With the continuous evolution of AI technology, AI-based machine learning can obtain more accurate prediction models by training neural networks based on existing large amounts of data, and AI has become a key application technology for manufacturing enterprises in research and development design. The deep integration of AI technology and CAE technology, using the large amount of data accumulated by CAE in the manufacturing industry as the basis for deep learning, will enable the continuous optimization of CAE modeling paradigm and further reduce computing costs. Observing this trend, the world’s leading CAE service providers have begun to explore the integration of AI technology and their own products, and actively embrace more possibilities of AI+CAE.
As the world’s leading CAE service provider, Altair initially focused on helping automotive enterprises apply engineering simulation technology. After observing the pain points of digital transformation in product development and design of traditional enterprises, Altair gradually improved the solution of integration of simulation, high-performance computing and artificial intelligence technology through active research and development, mergers and acquisitions.
Altair also noted the development opportunity of AI+CAE, “Through the deep integration of simulation technology and AI technology, combined with the rich data accumulated internally, it can provide customers with simulation results closer to the real needs and better user experience.” Liu Yuan, general manager of Altair Greater China, said in an interview with Yiou.
On the one hand, the deep integration of AI and CAE can better achieve “what you want is what you get”, that is, to achieve the productization of ideas and needs. This is in line with Altair’s internal Physics AI concept, which quickly builds machine learning models based on a large number of existing simulation results, and can help enterprise customers quickly build new models and output results.

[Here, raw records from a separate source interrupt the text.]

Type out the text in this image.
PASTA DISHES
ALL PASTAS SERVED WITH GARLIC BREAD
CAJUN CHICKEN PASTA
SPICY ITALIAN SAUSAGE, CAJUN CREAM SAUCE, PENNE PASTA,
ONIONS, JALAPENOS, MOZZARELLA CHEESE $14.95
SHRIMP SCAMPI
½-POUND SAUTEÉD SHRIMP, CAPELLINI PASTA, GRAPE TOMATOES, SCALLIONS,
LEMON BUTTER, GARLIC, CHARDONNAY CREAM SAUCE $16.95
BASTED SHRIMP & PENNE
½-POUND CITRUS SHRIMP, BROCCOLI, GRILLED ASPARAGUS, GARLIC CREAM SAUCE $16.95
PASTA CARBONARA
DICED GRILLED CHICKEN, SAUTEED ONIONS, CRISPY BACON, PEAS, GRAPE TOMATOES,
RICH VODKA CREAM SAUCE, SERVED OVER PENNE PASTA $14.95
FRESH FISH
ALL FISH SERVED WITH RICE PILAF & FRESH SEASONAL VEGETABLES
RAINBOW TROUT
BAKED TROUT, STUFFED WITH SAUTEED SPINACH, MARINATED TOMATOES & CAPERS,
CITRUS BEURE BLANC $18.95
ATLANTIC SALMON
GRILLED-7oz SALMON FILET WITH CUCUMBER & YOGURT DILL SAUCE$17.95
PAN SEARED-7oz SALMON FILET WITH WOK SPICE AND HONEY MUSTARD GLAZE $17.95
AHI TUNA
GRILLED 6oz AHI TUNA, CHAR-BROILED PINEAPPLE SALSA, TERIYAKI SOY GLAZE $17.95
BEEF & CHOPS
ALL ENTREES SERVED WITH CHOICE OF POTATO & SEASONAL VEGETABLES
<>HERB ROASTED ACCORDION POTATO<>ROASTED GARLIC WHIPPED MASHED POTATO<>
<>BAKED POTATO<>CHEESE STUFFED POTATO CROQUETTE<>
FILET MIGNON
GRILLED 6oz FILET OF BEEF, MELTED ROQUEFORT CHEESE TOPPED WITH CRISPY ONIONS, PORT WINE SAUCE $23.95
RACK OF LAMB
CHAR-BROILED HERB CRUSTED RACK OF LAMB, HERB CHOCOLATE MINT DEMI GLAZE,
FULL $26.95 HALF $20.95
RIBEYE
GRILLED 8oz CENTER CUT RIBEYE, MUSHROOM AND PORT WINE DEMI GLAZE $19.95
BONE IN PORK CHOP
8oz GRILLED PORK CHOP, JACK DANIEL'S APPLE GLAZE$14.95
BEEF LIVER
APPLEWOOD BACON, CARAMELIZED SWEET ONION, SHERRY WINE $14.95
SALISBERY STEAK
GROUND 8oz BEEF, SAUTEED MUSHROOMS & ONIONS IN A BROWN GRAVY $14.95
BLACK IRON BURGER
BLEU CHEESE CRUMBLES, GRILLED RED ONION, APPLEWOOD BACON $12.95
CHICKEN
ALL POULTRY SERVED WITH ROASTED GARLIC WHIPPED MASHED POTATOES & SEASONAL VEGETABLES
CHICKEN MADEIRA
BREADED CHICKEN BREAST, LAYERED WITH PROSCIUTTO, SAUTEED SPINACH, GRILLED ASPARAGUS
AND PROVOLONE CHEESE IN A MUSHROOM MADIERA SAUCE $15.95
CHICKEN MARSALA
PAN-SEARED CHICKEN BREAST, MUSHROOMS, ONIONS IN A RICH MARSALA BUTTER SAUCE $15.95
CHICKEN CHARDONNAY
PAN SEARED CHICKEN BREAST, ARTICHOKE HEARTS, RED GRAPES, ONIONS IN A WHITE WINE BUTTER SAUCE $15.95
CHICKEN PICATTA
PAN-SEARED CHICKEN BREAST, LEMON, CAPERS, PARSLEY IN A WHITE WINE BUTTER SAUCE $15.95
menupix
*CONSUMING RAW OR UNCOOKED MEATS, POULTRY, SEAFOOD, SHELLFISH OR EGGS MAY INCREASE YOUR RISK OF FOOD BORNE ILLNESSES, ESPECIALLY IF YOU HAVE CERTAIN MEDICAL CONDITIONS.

On the other hand, from the perspective of digital twins, there are two ways to build digital twins inside Altair. One is based on traditional 3D modeling. Although this method can accurately depict the model, it is slow in practical application and cannot be displayed in real time. The second path relies on the romAI tool to achieve deep integration of CAE technology and AI technology, and uses machine learning to reduce the three-dimensional model to one dimension, so as to display the simulation results more quickly. In fact, Altair, through the integration of CAE technology and AI technology, can achieve minute-level automotive crash test model results output.